What are those gifts?  Well probably not gold, frankincense, or myrrh (but if you happen to have lots of gold to give to Jesus, I'd be happy to help arrange that for you - see me after Mass please!)  Our gifts, like in the Christmas song "The Little Drummer Boy," are a little closer to home, down-to-earth, but are in fact more important.  Being creatures, the only things we can give back to God are the things he has given us, even if we cooperated in some way to develop them.  Our life is pure gift.  Our health is a gift.  Our family (& other relationships) is a gift.  Our talents were pure gift at first, and we fostered them (perhaps wasted them, too - at least I know that is true in my case at times).  Anything we have earned is based off those other things already mentioned.  Notice that didn't mention any spiritual gifts yet: God's love, his Grace, his Mercy, the holiness and infused virtues he shares with us to free us in ways we cannot free ourselves - all gift, never earned.  So when we bring gifts to God, we are laying at His feet what He has given us, and it is beautiful.  It's like a child asking mom or dad for $20 so that they can buy you a present to show you that they love you.  And there you see the beauty of the gift: it is love.

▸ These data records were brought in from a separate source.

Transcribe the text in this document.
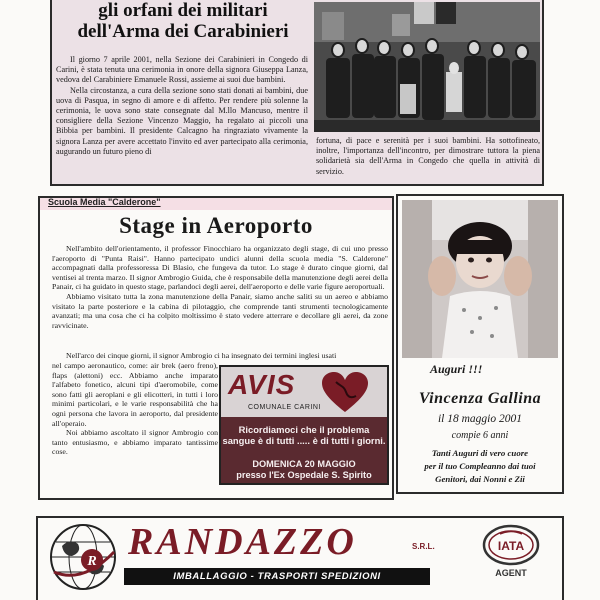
gli orfani dei militari
dell'Arma dei Carabinieri

Il giorno 7 aprile 2001, nella Sezione dei Carabinieri in Congedo di Carini, è stata tenuta una cerimonia in onore della signora Giuseppa Lanza, vedova del Carabiniere Emanuele Rossi, assieme ai suoi due bambini.

Nella circostanza, a cura della sezione sono stati donati ai bambini, due uova di Pasqua, in segno di amore e di affetto. Per rendere più solenne la cerimonia, le uova sono state consegnate dal M.llo Mancuso, mentre il consigliere della Sezione Vincenzo Maggio, ha regalato ai piccoli una Bibbia per bambini. Il presidente Calcagno ha ringraziato vivamente la signora Lanza per avere accettato l'invito ed aver partecipato alla cerimonia, augurando un futuro pieno di

fortuna, di pace e serenità per i suoi bambini. Ha sottofineato, inoltre, l'importanza dell'incontro, per dimostrare tuttora la piena solidarietà sia dell'Arma in Congedo che quella in attività di servizio.
Scuola Media "Calderone"
Stage in Aeroporto

Nell'ambito dell'orientamento, il professor Finocchiaro ha organizzato degli stage, di cui uno presso l'aeroporto di "Punta Raisi". Hanno partecipato undici alunni della scuola media "S. Calderone" accompagnati dalla professoressa Di Blasio, che fungeva da tutor. Lo stage è durato cinque giorni, dal ventisei al trenta marzo. Il signor Ambrogio Guida, che è responsabile della manutenzione degli aerei della Panair, ci ha guidato in questo stage, parlandoci degli aerei, dell'aeroporto e delle varie figure aeroportuali.

Abbiamo visitato tutta la zona manutenzione della Panair, siamo anche saliti su un aereo e abbiamo visitato la parte posteriore e la cabina di pilotaggio, che comprende tanti strumenti tecnologicamente avanzati; ma una cosa che ci ha colpito moltissimo è stato vedere atterrare e decollare gli aerei, da zone ravvicinate.

Nell'arco dei cinque giorni, il signor Ambrogio ci ha insegnato dei termini inglesi usati
nel campo aeronautico, come: air brek (aero freno), flaps (alettoni) ecc. Abbiamo anche imparato l'alfabeto fonetico, alcuni tipi d'aeromobile, come sono fatti gli aeroplani e gli elicotteri, in tutti i loro minimi particolari, e le varie responsabilità che ha ogni persona che lavora in aeroporto, dal presidente all'operaio.
Noi abbiamo ascoltato il signor Ambrogio con tanto entusiasmo, e abbiamo imparato tantissime cose.
AVIS
COMUNALE CARINI
Ricordiamoci che il problema sangue è di tutti ..... è di tutti i giorni.
DOMENICA 20 MAGGIO
presso l'Ex Ospedale S. Spirito
Auguri !!!
Vincenza Gallina
il 18 maggio 2001
compie 6 anni
Tanti Auguri di vero cuore
per il tuo Compleanno dai tuoi
Genitori, dai Nonni e Zii
R RANDAZZO	S.R.L.
IMBALLAGGIO - TRASPORTI SPEDIZIONI
IATA
AGENT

So for 2016, with all the New Year's Resolutions that we might have made, we need to ask ourselves: what gift am I giving Christ for this new year?  Will I pray more?  Volunteer more in the local community once a month?  Will I reconcile with that person I've been estranged from?  Any of these are beautiful signs of love for the God who loves you and has given you everything.  Pray for the rest of this Mass about your 2016 gift to the Lord, and ask the Holy Spirit to help you to pursue that star.  Amen.